At 31 July 2015, asset values were GBP633 billion (representing an increase of GBP9 billion compared to the corresponding figure of GBP624 billion as at 30 June 2015), and liability values were GBP728 billion, the highest point in July, representing an increase of GBP23 billion compared to the corresponding figure of GBP705 billion at 30 June 2015.
“The FTSE100 returned around 2.5 per cent over July, recovering a lot of the ground lost in the last week of June. This might have given hope for a continued improvement in the funding position over the month of July, says Ali Tayyebi, Senior Partner in Mercer’s Retirement business. “ However a relatively small reduction in yields available on long dated corporate bonds has meant that the deficit has in fact increased quite substantially over the month.
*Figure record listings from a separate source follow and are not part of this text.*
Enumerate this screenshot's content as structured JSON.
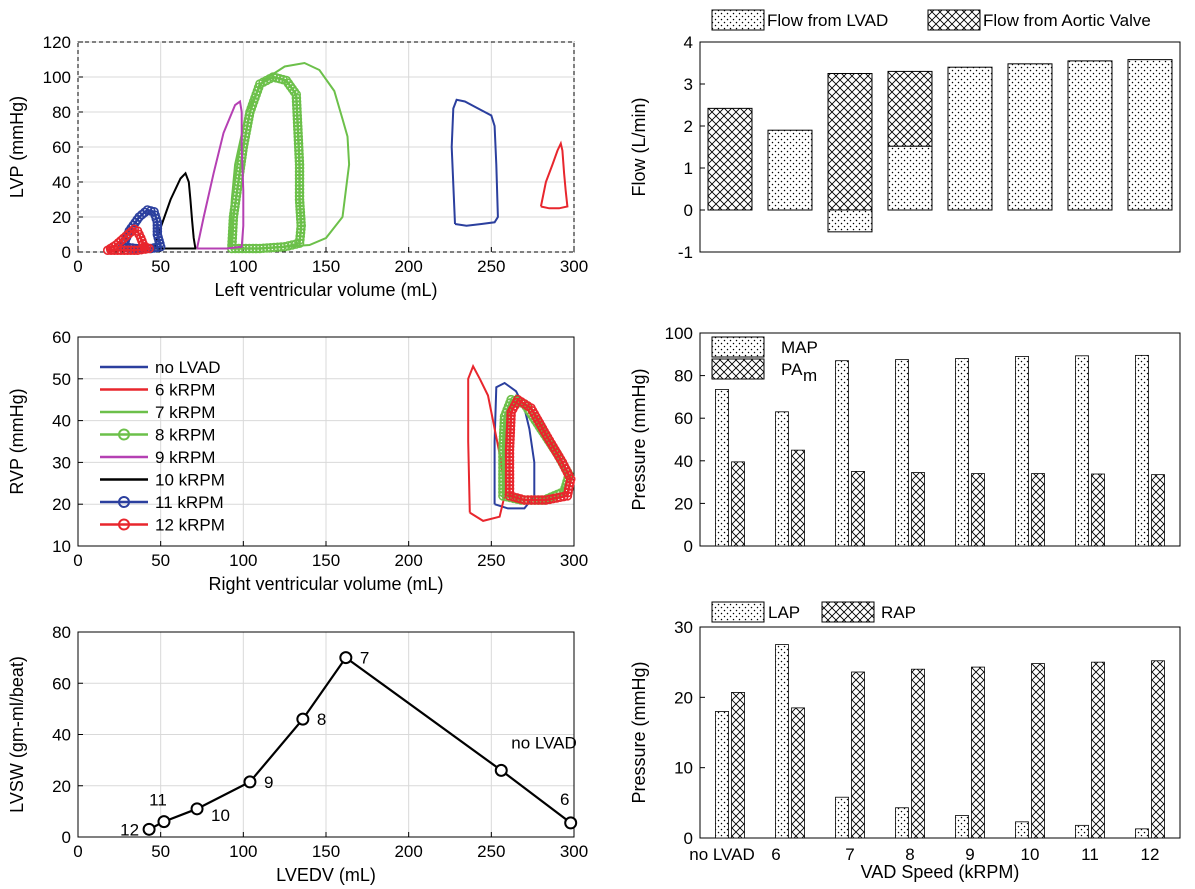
{
  "colors": {
    "no_lvad": "#2b3f9e",
    "k6": "#e8262d",
    "k7": "#6cc04a",
    "k8": "#6cc04a",
    "k9": "#b540b3",
    "k10": "#000000",
    "k11": "#2b3f9e",
    "k12": "#e8262d"
  },
  "chart_data": [
    {
      "id": "lvp",
      "type": "line",
      "title": "",
      "xlabel": "Left ventricular volume (mL)",
      "ylabel": "LVP (mmHg)",
      "xlim": [
        0,
        300
      ],
      "ylim": [
        0,
        120
      ],
      "xticks": [
        "0",
        "50",
        "100",
        "150",
        "200",
        "250",
        "300"
      ],
      "yticks": [
        "0",
        "20",
        "40",
        "60",
        "80",
        "100",
        "120"
      ],
      "grid": true,
      "series": [
        {
          "name": "no LVAD",
          "color": "no_lvad",
          "marker": false,
          "points": [
            [
              228,
              16
            ],
            [
              226,
              60
            ],
            [
              227,
              82
            ],
            [
              229,
              87
            ],
            [
              234,
              86
            ],
            [
              242,
              82
            ],
            [
              250,
              78
            ],
            [
              252,
              72
            ],
            [
              253,
              50
            ],
            [
              254,
              20
            ],
            [
              252,
              17
            ],
            [
              244,
              16
            ],
            [
              235,
              15
            ],
            [
              228,
              16
            ]
          ]
        },
        {
          "name": "6 kRPM",
          "color": "k6",
          "marker": false,
          "points": [
            [
              280,
              26
            ],
            [
              283,
              40
            ],
            [
              287,
              50
            ],
            [
              290,
              58
            ],
            [
              292,
              62
            ],
            [
              293,
              58
            ],
            [
              294,
              45
            ],
            [
              295,
              35
            ],
            [
              296,
              26
            ],
            [
              291,
              25
            ],
            [
              285,
              25
            ],
            [
              280,
              26
            ]
          ]
        },
        {
          "name": "7 kRPM",
          "color": "k7",
          "marker": false,
          "points": [
            [
              92,
              2
            ],
            [
              93,
              30
            ],
            [
              95,
              50
            ],
            [
              102,
              80
            ],
            [
              112,
              98
            ],
            [
              125,
              106
            ],
            [
              137,
              108
            ],
            [
              146,
              104
            ],
            [
              155,
              92
            ],
            [
              160,
              76
            ],
            [
              163,
              66
            ],
            [
              164,
              50
            ],
            [
              160,
              20
            ],
            [
              150,
              8
            ],
            [
              140,
              4
            ],
            [
              125,
              3
            ],
            [
              110,
              2
            ],
            [
              92,
              2
            ]
          ]
        },
        {
          "name": "8 kRPM",
          "color": "k8",
          "marker": true,
          "points": [
            [
              93,
              2
            ],
            [
              94,
              20
            ],
            [
              97,
              40
            ],
            [
              100,
              60
            ],
            [
              104,
              80
            ],
            [
              110,
              96
            ],
            [
              118,
              100
            ],
            [
              126,
              98
            ],
            [
              132,
              90
            ],
            [
              133,
              70
            ],
            [
              134,
              50
            ],
            [
              134,
              30
            ],
            [
              135,
              15
            ],
            [
              134,
              5
            ],
            [
              125,
              3
            ],
            [
              110,
              2
            ],
            [
              93,
              2
            ]
          ]
        },
        {
          "name": "9 kRPM",
          "color": "k9",
          "marker": false,
          "points": [
            [
              72,
              2
            ],
            [
              76,
              20
            ],
            [
              82,
              45
            ],
            [
              88,
              68
            ],
            [
              95,
              84
            ],
            [
              98,
              86
            ],
            [
              99,
              80
            ],
            [
              99,
              60
            ],
            [
              100,
              35
            ],
            [
              100,
              15
            ],
            [
              99,
              3
            ],
            [
              90,
              2
            ],
            [
              80,
              2
            ],
            [
              72,
              2
            ]
          ]
        },
        {
          "name": "10 kRPM",
          "color": "k10",
          "marker": false,
          "points": [
            [
              46,
              2
            ],
            [
              50,
              14
            ],
            [
              56,
              30
            ],
            [
              62,
              42
            ],
            [
              65,
              45
            ],
            [
              67,
              40
            ],
            [
              68,
              30
            ],
            [
              69,
              18
            ],
            [
              70,
              8
            ],
            [
              71,
              2
            ],
            [
              65,
              2
            ],
            [
              55,
              2
            ],
            [
              46,
              2
            ]
          ]
        },
        {
          "name": "11 kRPM",
          "color": "k11",
          "marker": true,
          "points": [
            [
              27,
              3
            ],
            [
              31,
              12
            ],
            [
              37,
              20
            ],
            [
              42,
              24
            ],
            [
              46,
              23
            ],
            [
              48,
              17
            ],
            [
              48,
              10
            ],
            [
              50,
              3
            ],
            [
              44,
              2
            ],
            [
              35,
              2
            ],
            [
              27,
              3
            ]
          ]
        },
        {
          "name": "12 kRPM",
          "color": "k12",
          "marker": true,
          "points": [
            [
              18,
              1
            ],
            [
              23,
              4
            ],
            [
              29,
              9
            ],
            [
              34,
              13
            ],
            [
              36,
              12
            ],
            [
              38,
              8
            ],
            [
              40,
              3
            ],
            [
              43,
              2
            ],
            [
              36,
              1
            ],
            [
              26,
              1
            ],
            [
              18,
              1
            ]
          ]
        }
      ]
    },
    {
      "id": "rvp",
      "type": "line",
      "title": "",
      "xlabel": "Right ventricular volume (mL)",
      "ylabel": "RVP (mmHg)",
      "xlim": [
        0,
        300
      ],
      "ylim": [
        10,
        60
      ],
      "xticks": [
        "0",
        "50",
        "100",
        "150",
        "200",
        "250",
        "300"
      ],
      "yticks": [
        "10",
        "20",
        "30",
        "40",
        "50",
        "60"
      ],
      "grid": true,
      "legend": {
        "placement": "top-left",
        "entries": [
          {
            "label": "no LVAD",
            "color": "no_lvad",
            "marker": false
          },
          {
            "label": "6 kRPM",
            "color": "k6",
            "marker": false
          },
          {
            "label": "7 kRPM",
            "color": "k7",
            "marker": false
          },
          {
            "label": "8 kRPM",
            "color": "k8",
            "marker": true
          },
          {
            "label": "9 kRPM",
            "color": "k9",
            "marker": false
          },
          {
            "label": "10 kRPM",
            "color": "k10",
            "marker": false
          },
          {
            "label": "11 kRPM",
            "color": "k11",
            "marker": true
          },
          {
            "label": "12 kRPM",
            "color": "k12",
            "marker": true
          }
        ]
      },
      "series": [
        {
          "name": "no LVAD",
          "color": "no_lvad",
          "marker": false,
          "points": [
            [
              252,
              20
            ],
            [
              252,
              35
            ],
            [
              253,
              48
            ],
            [
              258,
              49
            ],
            [
              265,
              47
            ],
            [
              270,
              43
            ],
            [
              273,
              38
            ],
            [
              276,
              30
            ],
            [
              276,
              22
            ],
            [
              270,
              19
            ],
            [
              260,
              19
            ],
            [
              252,
              20
            ]
          ]
        },
        {
          "name": "6 kRPM",
          "color": "k6",
          "marker": false,
          "points": [
            [
              237,
              18
            ],
            [
              236,
              35
            ],
            [
              236,
              50
            ],
            [
              239,
              53
            ],
            [
              243,
              50
            ],
            [
              248,
              46
            ],
            [
              251,
              40
            ],
            [
              256,
              30
            ],
            [
              258,
              22
            ],
            [
              255,
              17
            ],
            [
              245,
              16
            ],
            [
              237,
              18
            ]
          ]
        },
        {
          "name": "7 kRPM",
          "color": "k7",
          "marker": false,
          "points": [
            [
              258,
              23
            ],
            [
              258,
              35
            ],
            [
              260,
              43
            ],
            [
              265,
              46
            ],
            [
              272,
              43
            ],
            [
              282,
              36
            ],
            [
              292,
              30
            ],
            [
              296,
              26
            ],
            [
              292,
              22
            ],
            [
              280,
              21
            ],
            [
              265,
              21
            ],
            [
              258,
              23
            ]
          ]
        },
        {
          "name": "8 kRPM",
          "color": "k8",
          "marker": true,
          "points": [
            [
              257,
              22
            ],
            [
              257,
              33
            ],
            [
              258,
              41
            ],
            [
              262,
              45
            ],
            [
              270,
              44
            ],
            [
              280,
              38
            ],
            [
              290,
              32
            ],
            [
              297,
              27
            ],
            [
              294,
              23
            ],
            [
              282,
              21
            ],
            [
              268,
              21
            ],
            [
              257,
              22
            ]
          ]
        },
        {
          "name": "12 kRPM",
          "color": "k12",
          "marker": true,
          "points": [
            [
              261,
              22
            ],
            [
              261,
              33
            ],
            [
              262,
              42
            ],
            [
              266,
              45
            ],
            [
              274,
              43
            ],
            [
              284,
              36
            ],
            [
              293,
              30
            ],
            [
              298,
              26
            ],
            [
              296,
              22
            ],
            [
              283,
              21
            ],
            [
              270,
              21
            ],
            [
              261,
              22
            ]
          ]
        }
      ]
    },
    {
      "id": "lvsw",
      "type": "line",
      "title": "",
      "xlabel": "LVEDV (mL)",
      "ylabel": "LVSW (gm-ml/beat)",
      "xlim": [
        0,
        300
      ],
      "ylim": [
        0,
        80
      ],
      "xticks": [
        "0",
        "50",
        "100",
        "150",
        "200",
        "250",
        "300"
      ],
      "yticks": [
        "0",
        "20",
        "40",
        "60",
        "80"
      ],
      "grid": true,
      "points": [
        {
          "x": 43,
          "y": 3,
          "label": "12"
        },
        {
          "x": 52,
          "y": 6,
          "label": "11"
        },
        {
          "x": 72,
          "y": 11,
          "label": "10"
        },
        {
          "x": 104,
          "y": 21.5,
          "label": "9"
        },
        {
          "x": 136,
          "y": 46,
          "label": "8"
        },
        {
          "x": 162,
          "y": 70,
          "label": "7"
        },
        {
          "x": 256,
          "y": 26,
          "label": "no LVAD"
        },
        {
          "x": 298,
          "y": 5.5,
          "label": "6"
        }
      ]
    },
    {
      "id": "flow",
      "type": "bar",
      "title": "",
      "xlabel": "",
      "ylabel": "Flow (L/min)",
      "ylim": [
        -1,
        4
      ],
      "yticks": [
        "-1",
        "0",
        "1",
        "2",
        "3",
        "4"
      ],
      "categories": [
        "no LVAD",
        "6",
        "7",
        "8",
        "9",
        "10",
        "11",
        "12"
      ],
      "series": [
        {
          "name": "Flow from LVAD",
          "pattern": "dots",
          "values": [
            0,
            1.9,
            -0.52,
            1.52,
            3.4,
            3.48,
            3.55,
            3.58
          ]
        },
        {
          "name": "Flow from Aortic Valve",
          "pattern": "cross",
          "values": [
            2.42,
            0,
            3.25,
            1.78,
            0,
            0,
            0,
            0
          ]
        }
      ],
      "stacked": true,
      "legend": {
        "placement": "top"
      }
    },
    {
      "id": "pressure",
      "type": "bar",
      "title": "",
      "xlabel": "",
      "ylabel": "Pressure (mmHg)",
      "ylim": [
        0,
        100
      ],
      "yticks": [
        "0",
        "20",
        "40",
        "60",
        "80",
        "100"
      ],
      "categories": [
        "no LVAD",
        "6",
        "7",
        "8",
        "9",
        "10",
        "11",
        "12"
      ],
      "series": [
        {
          "name": "MAP",
          "pattern": "dots",
          "values": [
            73.5,
            63,
            87,
            87.5,
            88,
            89,
            89.3,
            89.5
          ]
        },
        {
          "name": "PA",
          "sub": "m",
          "pattern": "cross",
          "values": [
            39.5,
            45,
            35,
            34.5,
            34,
            34,
            33.8,
            33.5
          ]
        }
      ],
      "legend": {
        "placement": "top-left"
      }
    },
    {
      "id": "atrial",
      "type": "bar",
      "title": "",
      "xlabel": "VAD Speed (kRPM)",
      "ylabel": "Pressure (mmHg)",
      "ylim": [
        0,
        30
      ],
      "yticks": [
        "0",
        "10",
        "20",
        "30"
      ],
      "categories": [
        "no LVAD",
        "6",
        "7",
        "8",
        "9",
        "10",
        "11",
        "12"
      ],
      "series": [
        {
          "name": "LAP",
          "pattern": "dots",
          "values": [
            18,
            27.5,
            5.8,
            4.3,
            3.2,
            2.3,
            1.8,
            1.3
          ]
        },
        {
          "name": "RAP",
          "pattern": "cross",
          "values": [
            20.7,
            18.5,
            23.6,
            24,
            24.3,
            24.8,
            25,
            25.2
          ]
        }
      ],
      "legend": {
        "placement": "top"
      }
    }
  ]
}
It is particularly concerning that deficits have now edged very close to the last monthly high, as seen at the end of January 2015, despite corporate bond yields being nearly 65 bps higher than they were at that time.”
Le Roy van Zyl (pictured), Principal in Mercer’s Financial Strategy Group, says: “It appears the end-June improved deficit position was a short-lived bounce, with volatility continuing in July and pension scheme deficits increasing significantly over the month. Despite the threat of a potential Grexit, the ongoing market issues really relate to the unfolding economic situation in China, and the timing of the US monetary tightening. For pension schemes, being prepared for both optimistic and pessimistic market scenarios remains key.”
Mercer’s data relates to about 50 per cent of all UK pension scheme liabilities and analyses pension deficits calculated using the approach companies have to adopt for their corporate accounts. The data underlying the survey is refreshed as companies report their year-end accounts. Other measures are also relevant for trustees and employers considering their risk exposure. But data published by the Pensions Regulator and elsewhere tells a similar story.